Sampling methods of this study deserve particular comment, particularly in light of the decadal changes in smoking behavior, as a contributor to the obtained pattern of findings. Women were recruited prospectively in the first trimester, and thus it was impossible to balance selection on persistence of smoking throughout pregnancy. Secondly, our goal was to minimize extraneous influences other than smoking, thus non-smoking women were selected specifically to be more comparable demographically to those who smoked, and certainly resulted in exposure groups that were more similar (although not completely so) than is typically found in community-based samples. Consistent with minimizing extraneous influences and in our interests in the neurobiologic effects of nicotine on the nervous system, our goal was to minimize the impact of other exposures, and thus women who reported illegal drug use at screening, at interview, or tested positive in biospecimens, as well as those with known heavy alcohol use were not included in the report here. The benefit of this sampling design is the highlighting of the prenatal tobacco exposure effects among the background of risks. The downside, though, is that there were fewer heavier and more persistent smokers in the present study, as higher alcohol and other drug use is substantially more common in women who smoke heavily during pregnancy. These sampling differences must be evaluated carefully in interpreting the pattern of findings across studies.

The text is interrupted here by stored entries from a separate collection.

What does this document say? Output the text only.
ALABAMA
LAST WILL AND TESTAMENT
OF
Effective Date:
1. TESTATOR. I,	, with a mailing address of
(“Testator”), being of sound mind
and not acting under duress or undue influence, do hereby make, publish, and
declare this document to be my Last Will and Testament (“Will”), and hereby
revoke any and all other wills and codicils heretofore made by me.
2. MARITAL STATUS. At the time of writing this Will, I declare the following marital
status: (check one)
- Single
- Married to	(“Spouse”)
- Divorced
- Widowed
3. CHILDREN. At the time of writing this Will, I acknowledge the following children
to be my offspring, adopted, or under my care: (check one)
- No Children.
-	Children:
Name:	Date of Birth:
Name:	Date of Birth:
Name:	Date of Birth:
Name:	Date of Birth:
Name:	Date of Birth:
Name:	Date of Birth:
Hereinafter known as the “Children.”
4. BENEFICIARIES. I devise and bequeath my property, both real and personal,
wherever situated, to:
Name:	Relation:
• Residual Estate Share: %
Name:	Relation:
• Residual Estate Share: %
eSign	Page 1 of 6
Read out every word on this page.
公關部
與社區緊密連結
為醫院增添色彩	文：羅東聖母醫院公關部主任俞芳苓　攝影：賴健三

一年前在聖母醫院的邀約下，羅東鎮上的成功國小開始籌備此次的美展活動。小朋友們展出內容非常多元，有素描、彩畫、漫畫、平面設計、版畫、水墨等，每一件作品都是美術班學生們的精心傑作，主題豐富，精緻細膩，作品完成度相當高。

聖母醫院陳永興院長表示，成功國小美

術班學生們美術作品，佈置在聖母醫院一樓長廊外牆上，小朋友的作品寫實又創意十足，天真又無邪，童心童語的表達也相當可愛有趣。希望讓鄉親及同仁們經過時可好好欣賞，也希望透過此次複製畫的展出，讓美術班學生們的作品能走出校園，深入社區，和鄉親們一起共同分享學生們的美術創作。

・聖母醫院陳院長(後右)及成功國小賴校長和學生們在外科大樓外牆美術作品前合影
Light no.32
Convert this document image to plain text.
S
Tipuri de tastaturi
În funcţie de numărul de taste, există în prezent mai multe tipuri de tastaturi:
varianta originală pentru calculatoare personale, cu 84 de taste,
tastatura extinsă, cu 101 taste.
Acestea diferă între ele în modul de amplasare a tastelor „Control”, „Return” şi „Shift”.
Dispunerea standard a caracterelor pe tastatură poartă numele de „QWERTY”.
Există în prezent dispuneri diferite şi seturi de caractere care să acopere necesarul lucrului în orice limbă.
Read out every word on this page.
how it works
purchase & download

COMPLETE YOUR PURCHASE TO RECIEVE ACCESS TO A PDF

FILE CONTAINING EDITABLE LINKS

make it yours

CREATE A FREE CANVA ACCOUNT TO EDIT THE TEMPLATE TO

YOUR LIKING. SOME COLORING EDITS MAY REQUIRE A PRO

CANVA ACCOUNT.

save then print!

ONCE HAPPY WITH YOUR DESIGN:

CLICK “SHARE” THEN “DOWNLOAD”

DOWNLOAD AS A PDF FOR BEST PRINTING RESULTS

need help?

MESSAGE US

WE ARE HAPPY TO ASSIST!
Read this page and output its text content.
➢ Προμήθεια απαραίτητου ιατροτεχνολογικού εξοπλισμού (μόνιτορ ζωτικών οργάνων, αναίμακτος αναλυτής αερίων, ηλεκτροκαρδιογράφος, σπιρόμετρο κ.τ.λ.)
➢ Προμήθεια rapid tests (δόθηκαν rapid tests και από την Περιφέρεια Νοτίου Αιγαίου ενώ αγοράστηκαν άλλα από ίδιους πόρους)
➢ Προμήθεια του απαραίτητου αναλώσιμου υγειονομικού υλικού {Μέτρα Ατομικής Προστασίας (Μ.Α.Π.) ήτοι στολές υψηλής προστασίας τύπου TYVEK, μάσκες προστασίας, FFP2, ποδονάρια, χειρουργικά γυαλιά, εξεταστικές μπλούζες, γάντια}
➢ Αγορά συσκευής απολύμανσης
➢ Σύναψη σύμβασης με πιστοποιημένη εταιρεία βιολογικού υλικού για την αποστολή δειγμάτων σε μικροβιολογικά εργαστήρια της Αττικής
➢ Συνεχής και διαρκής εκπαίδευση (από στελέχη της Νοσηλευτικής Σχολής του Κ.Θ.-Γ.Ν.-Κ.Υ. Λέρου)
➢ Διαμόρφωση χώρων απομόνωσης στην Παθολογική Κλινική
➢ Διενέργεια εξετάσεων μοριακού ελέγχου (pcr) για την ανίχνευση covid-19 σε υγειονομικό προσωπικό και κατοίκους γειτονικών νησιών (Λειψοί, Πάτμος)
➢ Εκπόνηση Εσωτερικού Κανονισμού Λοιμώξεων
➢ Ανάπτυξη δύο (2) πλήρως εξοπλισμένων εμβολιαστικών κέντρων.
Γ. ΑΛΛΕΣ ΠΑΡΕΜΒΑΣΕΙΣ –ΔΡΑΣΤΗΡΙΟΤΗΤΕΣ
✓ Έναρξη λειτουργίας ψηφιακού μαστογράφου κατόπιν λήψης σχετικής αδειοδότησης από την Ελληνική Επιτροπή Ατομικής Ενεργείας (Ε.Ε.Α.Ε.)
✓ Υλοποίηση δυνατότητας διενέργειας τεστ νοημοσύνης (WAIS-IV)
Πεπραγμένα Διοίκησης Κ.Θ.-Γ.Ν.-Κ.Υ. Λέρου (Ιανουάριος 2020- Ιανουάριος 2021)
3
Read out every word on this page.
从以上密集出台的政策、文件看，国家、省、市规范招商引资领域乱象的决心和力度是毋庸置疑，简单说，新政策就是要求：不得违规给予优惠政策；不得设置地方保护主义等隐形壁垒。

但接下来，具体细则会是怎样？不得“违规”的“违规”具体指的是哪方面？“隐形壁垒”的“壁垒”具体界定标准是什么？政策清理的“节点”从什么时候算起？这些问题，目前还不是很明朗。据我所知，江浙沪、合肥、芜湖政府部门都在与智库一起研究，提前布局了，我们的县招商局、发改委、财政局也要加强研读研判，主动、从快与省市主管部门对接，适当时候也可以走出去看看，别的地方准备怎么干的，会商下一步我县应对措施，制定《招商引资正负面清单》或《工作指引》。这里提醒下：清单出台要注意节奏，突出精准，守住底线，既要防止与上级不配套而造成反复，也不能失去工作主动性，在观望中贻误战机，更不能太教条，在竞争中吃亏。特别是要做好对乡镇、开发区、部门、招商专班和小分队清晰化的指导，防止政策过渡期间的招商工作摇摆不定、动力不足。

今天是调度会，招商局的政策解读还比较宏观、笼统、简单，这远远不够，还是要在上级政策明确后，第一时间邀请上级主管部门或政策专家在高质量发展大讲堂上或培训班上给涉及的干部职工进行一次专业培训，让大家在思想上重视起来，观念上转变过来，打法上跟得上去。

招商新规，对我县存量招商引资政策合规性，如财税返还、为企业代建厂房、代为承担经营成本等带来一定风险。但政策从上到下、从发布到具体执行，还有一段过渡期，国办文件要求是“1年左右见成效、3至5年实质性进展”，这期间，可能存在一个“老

One strength of this effort is the longitudinal design that permitted characterization of the impact of prenatal tobacco exposure on the development of regulatory skills across first month of life. These findings serve to link those from other cross-sectional studies that have focused on withdrawal effects, regulatory behavior shortly after birth, and the “longer term,” residual impacts of exposure later at the end of neonatal period. The longitudinal measurement and growth modeling strategy takes advantage of the increased reliability of change to describe developmental processes and deviations (Rogosa & Willett, 1985). The average trajectory was consistent with a “catch-up” pattern for attention skills, consistent with “self-righting” resilience in development, at least in this sample with relatively low amounts of smoking and less confounding by other exposures. The observed trajectory, though, is simply a mathematical average, and is superimposed on substantial individual variation. Of course, the effects observed here in the neonatal period are only the first step in establishing the dynamic impact of prenatal tobacco exposure on the developing nervous system that supports regulatory processes within the broader context of parenting and the social environment that also interactively shapes development as it unfolds. Whether the initial developmental patterns observed in the neonatal period are related to disturbances in later attention and emotion regulation behaviors is an important future question, as these more basic neonatal skills are integrated into the increasingly complex behavior repertoire of the developing infant and child that are expressed dynamically in varying social contexts.